At present, the government’s mitigation plan faces EU hurdles, and airport management has called the mood a disappointment. A Schiphol spokesman highlights that restrictions could include banning overnight flights and keeping private jets or noisy aircraft away from schedules.
CO2 elephant
The central issue in the Dutch climate debate is aviation CO2, the primary greenhouse gas driving climate change. The Schiphol study addresses this head on. It derives the carbon budget from the global limit needed to stay within the Paris Agreement targets, which is estimated at about 500 gigatonnes from 2020 to 2050 with a 50% chance of preventing warming beyond 1.5 degrees, according to IPCC calculations.
From that global budget, aviation is assigned about 3.9%, based on International Energy Agency estimates. While aviation currently accounts for around 2.4% of emissions, it remains a sector that is hard to decarbonize. The next step is to fairly allocate this 3.9% across airports worldwide, adjusting for expected rises in emissions from flights in Asia and Africa.
Grebe stresses the urgency to curb emissions in the coming decade to meet Schiphol’s remaining carbon budget. Without rapid reductions, more drastic measures may be required later. The only immediate path appears to be cutting flights; efficiency gains and sustainable fuels will arrive too late to make a difference now, he notes. Numerically, Schiphol must cut emissions by at least 12% by reducing flights in 2030, with no other viable route to reach the target.
How does an airport shrink?
Cutting emissions by 12% does not automatically mean a 12% drop in flights. At Schiphol, long-haul flights account for the majority of emissions, about 80% from 20% of routes.

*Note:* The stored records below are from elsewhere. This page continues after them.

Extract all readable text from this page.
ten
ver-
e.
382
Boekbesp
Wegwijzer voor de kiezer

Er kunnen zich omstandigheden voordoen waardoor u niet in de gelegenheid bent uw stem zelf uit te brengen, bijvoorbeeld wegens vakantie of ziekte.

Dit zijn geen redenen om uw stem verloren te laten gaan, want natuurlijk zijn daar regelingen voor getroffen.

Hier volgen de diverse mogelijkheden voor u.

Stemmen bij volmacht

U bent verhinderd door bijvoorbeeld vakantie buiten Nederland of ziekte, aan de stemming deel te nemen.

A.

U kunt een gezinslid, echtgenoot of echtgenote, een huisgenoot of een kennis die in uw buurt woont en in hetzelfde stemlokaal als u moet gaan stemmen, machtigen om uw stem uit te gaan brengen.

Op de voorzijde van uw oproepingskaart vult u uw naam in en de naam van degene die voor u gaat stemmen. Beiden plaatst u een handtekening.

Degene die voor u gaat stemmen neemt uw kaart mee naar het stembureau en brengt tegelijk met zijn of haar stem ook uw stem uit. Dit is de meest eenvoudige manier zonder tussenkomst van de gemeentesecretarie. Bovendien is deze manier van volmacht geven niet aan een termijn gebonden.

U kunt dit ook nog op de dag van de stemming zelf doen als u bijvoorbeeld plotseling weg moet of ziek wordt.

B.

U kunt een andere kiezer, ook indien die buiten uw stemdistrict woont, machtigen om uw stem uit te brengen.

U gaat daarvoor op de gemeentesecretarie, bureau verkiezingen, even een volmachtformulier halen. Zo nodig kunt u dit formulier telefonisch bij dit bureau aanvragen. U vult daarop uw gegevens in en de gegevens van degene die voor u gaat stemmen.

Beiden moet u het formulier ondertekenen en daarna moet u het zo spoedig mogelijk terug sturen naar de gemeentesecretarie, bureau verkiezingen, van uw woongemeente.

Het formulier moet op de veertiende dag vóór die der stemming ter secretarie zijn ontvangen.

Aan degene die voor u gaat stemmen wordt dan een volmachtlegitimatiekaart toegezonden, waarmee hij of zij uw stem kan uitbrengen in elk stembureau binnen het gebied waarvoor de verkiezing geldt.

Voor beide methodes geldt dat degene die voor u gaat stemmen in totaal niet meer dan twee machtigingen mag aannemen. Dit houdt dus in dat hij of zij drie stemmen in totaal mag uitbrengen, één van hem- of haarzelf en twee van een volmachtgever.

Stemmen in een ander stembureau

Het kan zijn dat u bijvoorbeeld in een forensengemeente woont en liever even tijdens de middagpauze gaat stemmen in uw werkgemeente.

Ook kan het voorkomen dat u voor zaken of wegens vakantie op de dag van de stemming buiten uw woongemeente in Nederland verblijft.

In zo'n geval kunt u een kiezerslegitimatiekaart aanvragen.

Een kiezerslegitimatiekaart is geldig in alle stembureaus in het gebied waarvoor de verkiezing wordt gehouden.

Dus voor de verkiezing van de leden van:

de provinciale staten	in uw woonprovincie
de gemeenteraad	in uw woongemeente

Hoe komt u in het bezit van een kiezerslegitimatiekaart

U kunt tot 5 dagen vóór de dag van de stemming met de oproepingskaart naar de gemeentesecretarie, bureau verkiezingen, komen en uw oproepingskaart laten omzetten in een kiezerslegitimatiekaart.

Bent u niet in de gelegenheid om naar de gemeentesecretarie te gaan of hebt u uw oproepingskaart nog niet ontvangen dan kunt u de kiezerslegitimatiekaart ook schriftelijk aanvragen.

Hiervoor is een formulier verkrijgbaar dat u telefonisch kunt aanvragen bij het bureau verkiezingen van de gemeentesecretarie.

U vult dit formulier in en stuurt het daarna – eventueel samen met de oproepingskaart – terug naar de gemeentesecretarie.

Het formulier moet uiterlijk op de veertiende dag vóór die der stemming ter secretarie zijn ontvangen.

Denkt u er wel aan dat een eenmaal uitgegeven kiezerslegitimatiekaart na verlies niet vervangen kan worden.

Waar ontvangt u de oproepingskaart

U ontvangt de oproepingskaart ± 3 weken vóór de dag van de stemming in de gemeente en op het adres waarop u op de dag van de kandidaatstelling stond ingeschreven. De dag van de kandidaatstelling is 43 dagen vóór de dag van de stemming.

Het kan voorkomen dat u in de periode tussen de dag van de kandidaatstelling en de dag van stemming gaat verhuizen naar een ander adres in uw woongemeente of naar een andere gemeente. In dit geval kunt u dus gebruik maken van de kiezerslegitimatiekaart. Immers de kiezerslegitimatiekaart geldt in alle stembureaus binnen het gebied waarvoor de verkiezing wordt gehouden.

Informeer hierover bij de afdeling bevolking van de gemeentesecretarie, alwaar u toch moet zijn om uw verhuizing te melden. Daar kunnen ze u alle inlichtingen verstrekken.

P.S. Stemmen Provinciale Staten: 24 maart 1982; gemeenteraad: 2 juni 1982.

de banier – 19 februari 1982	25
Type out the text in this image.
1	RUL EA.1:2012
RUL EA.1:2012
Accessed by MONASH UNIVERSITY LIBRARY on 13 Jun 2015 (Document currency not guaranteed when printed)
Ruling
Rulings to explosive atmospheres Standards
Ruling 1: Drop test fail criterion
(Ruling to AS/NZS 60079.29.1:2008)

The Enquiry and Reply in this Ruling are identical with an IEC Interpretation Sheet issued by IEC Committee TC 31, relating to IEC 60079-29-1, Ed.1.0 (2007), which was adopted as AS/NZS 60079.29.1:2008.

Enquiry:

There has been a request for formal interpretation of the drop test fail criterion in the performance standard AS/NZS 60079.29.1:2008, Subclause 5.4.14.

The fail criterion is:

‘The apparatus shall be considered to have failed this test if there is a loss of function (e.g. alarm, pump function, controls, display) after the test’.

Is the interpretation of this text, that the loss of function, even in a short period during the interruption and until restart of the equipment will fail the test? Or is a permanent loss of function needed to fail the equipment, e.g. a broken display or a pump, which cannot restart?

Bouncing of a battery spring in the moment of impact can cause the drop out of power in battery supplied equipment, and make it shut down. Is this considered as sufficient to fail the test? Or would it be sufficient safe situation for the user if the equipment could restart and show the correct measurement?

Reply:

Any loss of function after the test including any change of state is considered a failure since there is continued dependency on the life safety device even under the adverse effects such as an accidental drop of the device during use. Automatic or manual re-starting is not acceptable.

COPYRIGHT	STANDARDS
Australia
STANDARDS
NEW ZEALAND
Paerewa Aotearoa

Reducing long-haul flights could yield only a small decrease in total flights, while trimming short-haul services would require a larger reduction, Peerlings explains.
The study was accompanied by calls for strong measures such as taxes proportional to flight length, surcharges on kerosene, and penalties on certain flights. The underlying principle is clear: polluters should bear the cost of their impact, according to the airport’s statement.
The aviation sector has pledged to reach zero emissions by 2050. Yet the study emphasizes that achieving that milestone depends not only on the end goal but also on the chosen path to get there, Peerlings concludes.